Les bootkits modernes sont très similaires aux rootkits mais opèrent différemment. Alors que les rootkits ont besoin de privilèges élevés pour être installés, les bootkits profitent de la séquence de démarrage pour injecter leur propre code directement dans le code en mémoire du système d’exploitation.
Certains bootkits sont persistants c'est-à-dire qu’ils restent présents sur le système même après l’arrêt et le redémarrage de la machine : c’est le cas du cheval de Troie MBRoot dont nous avons parlé. D’autres comme Kon-Boot sont simplement persistants en mémoire et n’affectent un système que lorsque celui-ci est démarré à partir d’un média amorçable spécifique et ne laissent aucune trace par ailleurs.
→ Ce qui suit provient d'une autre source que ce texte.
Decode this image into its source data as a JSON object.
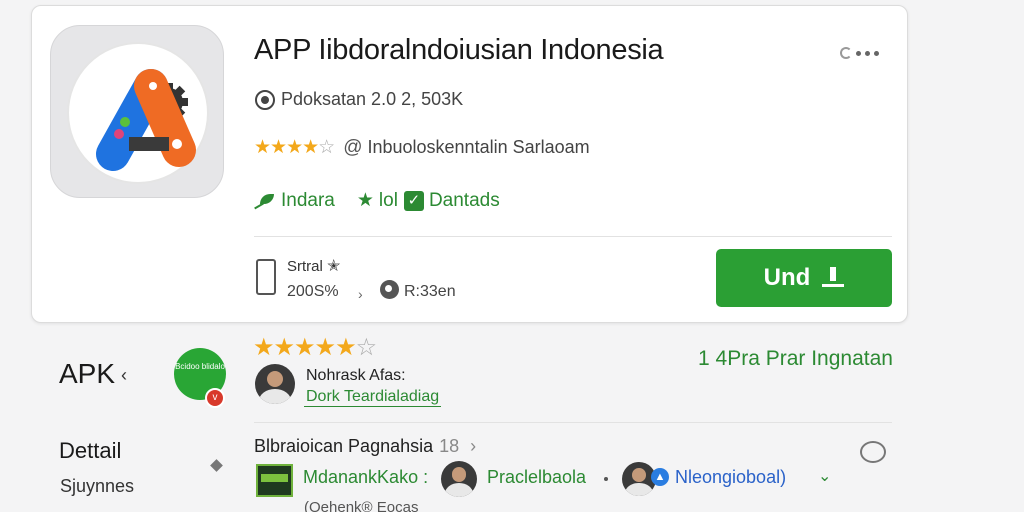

Kon-Boot est donc le dernier né de ces outils et a l’avantage d’être non-persistant et extrêmement simple à utiliser, comme nous l’avons expliqué au paragraphe précédent.
Détails techniques
Les sources de Kon-Boot ne sont pas disponibles et nous ne pouvons que faire des suppositions basées sur des techniques déjà connues pour déterminer son mode de fonctionnement. En général, les bootkits détournent la routine d’interruption 0x13 qui est normalement mise à disposition par le BIOS. Cette routine est chargée de lire des secteurs à partir du disque dur et de les charger à un emplacement donné en mémoire. En détournant cette routine, les bootkits comme Kon-Boot ou Vbootkit modifient directement le code du système d’exploitation lors de son chargement en mémoire et donc juste avant son exécution.
Dans le but d’évaluer le fonctionnement de Kon-Boot, nous l’avons testé sur une machine équipée de Windows XP. Nous avons effectivement pu constater qu’il était très facile de se connecter avec un compte administrateur sur le poste en question. Heureusement pour nous, et malheureusement pour les hackers, il nous a été impossible de réaliser certaines tâches par la suite. Voici une liste non exhaustive de choses que Kon-Boot ne permet pas de faire :
- Tout d’abord, il n’est pas possible de changer le mot de passe associé au compte auquel on s’est connecté. Cependant, il reste apparemment possible de changer le mot de passe des autres comptes locaux déclarés sur la machine.
- Les fichiers chiffrés avec la fonctionnalité EFS (Encrypted File System) de Windows ne peuvent pas être ouverts (un message de type « Accès refusé » apparaît).
- De manière générale, il est impossible d’utiliser des clés privées stockées dans le magasin de certificats de Windows (accès à des sites web sécurisés, déchiffrage d’e-mails chiffrés etc.).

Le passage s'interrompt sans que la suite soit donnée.